Ps. I went and calculated the odds for other numbers of couples too:
- $2$ couples: $\frac{4}{24} = \frac{1}{6} \approx 16.7\%$ chance of nobody getting their own or their partner's name
- $3$ couples: $\frac{80}{720} = \frac{1}{9} \approx 11.1\%$
- $4$ couples: $\frac{4752}{40320} = \frac{33}{280} \approx 11.8\%$
- $5$ couples: $\frac{440192}{3628800} = \frac{3439}{28350} \approx 12.1\%$
- $6$ couples: $\frac{59245120}{479001600} = \frac{16831}{136080} \approx 12.4\%$
If I'm not mistaken, as the number of couples involved tends to infinity, the probability of nobody getting their or their partner's name should tend towards the limit $e^{-2} \approx 13.5\%$, and thus the expected number of retries needed should tend towards $e^2 \approx 7.4$.
1) You could have a third party party handle the distribution of cards in the hat so that every draw will be valid.
And after each draw the third party will remove invalid cards and put valid ones for the next draw. That should happen without any of the participants knowledge of how much cards are placed and removed.
The downside is that you will have that person know (or at least have enough information to deduce it) about who draws who.
2) Another solution would be if you take 8 cards with each persons name on one side and then every pair makes a unique mark on the other side and puts them in envelopes.
Then you shuffle the envelops, put the cards on the table unique mark up and everyone draws in sequence. In this way you could distinguish the invalid choice without knowing who's who.
3) A modification of the above idea. Use cards with names, then every couple puts the in unique marked box (or envelopes) and then in a bigger box identical to the other ones.

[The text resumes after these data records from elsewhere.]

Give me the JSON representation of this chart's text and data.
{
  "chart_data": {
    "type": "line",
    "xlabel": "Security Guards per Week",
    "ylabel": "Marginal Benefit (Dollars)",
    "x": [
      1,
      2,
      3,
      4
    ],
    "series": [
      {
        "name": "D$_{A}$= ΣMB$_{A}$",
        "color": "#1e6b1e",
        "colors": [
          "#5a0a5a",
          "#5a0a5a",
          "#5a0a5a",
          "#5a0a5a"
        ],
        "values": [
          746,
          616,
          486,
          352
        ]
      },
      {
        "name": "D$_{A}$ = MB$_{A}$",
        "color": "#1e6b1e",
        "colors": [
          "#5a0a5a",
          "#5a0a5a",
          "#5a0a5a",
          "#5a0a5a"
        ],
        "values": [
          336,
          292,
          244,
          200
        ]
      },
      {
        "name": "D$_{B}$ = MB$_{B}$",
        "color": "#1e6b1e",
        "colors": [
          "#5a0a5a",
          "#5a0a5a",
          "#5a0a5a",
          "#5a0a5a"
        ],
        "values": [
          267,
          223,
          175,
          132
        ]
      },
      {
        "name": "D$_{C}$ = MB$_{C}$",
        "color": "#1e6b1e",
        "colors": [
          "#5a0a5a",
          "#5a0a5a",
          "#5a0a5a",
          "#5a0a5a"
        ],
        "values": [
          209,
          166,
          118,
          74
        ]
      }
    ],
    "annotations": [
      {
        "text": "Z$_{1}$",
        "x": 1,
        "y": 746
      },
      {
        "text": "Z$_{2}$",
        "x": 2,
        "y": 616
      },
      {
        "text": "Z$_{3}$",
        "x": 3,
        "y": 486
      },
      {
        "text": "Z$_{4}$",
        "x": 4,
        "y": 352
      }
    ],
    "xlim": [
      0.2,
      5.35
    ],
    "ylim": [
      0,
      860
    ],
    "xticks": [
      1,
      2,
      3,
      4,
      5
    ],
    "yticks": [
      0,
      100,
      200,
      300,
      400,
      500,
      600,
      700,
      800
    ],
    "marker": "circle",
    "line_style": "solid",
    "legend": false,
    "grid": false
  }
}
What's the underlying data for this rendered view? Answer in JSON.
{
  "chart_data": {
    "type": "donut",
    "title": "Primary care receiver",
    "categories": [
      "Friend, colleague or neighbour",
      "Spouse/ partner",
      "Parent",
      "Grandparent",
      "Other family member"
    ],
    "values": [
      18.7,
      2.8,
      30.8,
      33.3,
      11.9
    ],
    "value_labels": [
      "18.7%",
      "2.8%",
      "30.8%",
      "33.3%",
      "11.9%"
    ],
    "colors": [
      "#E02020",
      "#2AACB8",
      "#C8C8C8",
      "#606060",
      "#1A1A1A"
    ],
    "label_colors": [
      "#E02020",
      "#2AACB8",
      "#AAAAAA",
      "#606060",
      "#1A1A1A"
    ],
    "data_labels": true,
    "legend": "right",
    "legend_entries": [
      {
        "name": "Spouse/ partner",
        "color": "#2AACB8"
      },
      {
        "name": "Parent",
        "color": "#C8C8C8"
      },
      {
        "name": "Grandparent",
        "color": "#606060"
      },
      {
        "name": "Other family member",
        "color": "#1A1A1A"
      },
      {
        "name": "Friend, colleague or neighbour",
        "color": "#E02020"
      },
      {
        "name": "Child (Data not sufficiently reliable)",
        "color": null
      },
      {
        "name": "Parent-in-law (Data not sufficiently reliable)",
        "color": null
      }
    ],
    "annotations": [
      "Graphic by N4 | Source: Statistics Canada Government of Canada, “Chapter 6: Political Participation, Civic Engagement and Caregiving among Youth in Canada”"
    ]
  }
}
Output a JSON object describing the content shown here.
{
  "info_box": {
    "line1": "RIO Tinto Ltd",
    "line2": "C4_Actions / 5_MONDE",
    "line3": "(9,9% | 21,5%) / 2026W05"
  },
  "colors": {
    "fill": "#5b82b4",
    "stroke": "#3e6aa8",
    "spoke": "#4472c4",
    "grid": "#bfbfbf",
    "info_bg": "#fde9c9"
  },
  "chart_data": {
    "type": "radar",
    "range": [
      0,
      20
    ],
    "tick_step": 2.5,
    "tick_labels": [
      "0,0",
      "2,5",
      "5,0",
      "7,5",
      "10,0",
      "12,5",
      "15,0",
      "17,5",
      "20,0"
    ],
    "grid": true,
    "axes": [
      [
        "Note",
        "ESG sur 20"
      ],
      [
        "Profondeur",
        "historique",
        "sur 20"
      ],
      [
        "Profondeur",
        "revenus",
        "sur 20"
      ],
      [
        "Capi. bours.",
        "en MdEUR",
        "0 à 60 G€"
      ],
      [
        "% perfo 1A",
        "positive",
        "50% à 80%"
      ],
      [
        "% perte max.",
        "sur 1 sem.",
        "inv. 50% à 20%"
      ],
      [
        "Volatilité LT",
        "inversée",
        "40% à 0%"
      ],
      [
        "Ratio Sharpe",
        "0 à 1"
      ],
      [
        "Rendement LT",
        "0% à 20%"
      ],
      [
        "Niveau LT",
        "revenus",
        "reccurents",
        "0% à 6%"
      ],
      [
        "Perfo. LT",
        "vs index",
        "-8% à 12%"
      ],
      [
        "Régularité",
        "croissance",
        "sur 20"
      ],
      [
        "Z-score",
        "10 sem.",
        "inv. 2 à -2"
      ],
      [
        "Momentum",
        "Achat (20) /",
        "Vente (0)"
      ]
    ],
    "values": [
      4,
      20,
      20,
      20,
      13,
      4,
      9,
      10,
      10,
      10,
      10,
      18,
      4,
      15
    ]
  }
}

Then someone puts the boxes in one of the offices, opens the big boxes and choses one card from one of the small boxes. Then everyone goes in one by one.
If no one looks at his own box no one knows if he/she was drawn or not.
UPDATE There is a chance that this scheme will fail if the last pair have less then 2 valid choices.
UPDATE If you have people enter the room randomly and without knowing the order of entrance that will solve the problem. That could be done (without third party) if you have one of the participants pick people at random to go there and then taking the last one.
This I hope works just as needed. :)
On a side Note : I would go for the script - it's easier, but organizing all of the above might be a lot of fun to all.
UPDATE Well the stared look of someone looking at you will be the hint no algorithm can deal with.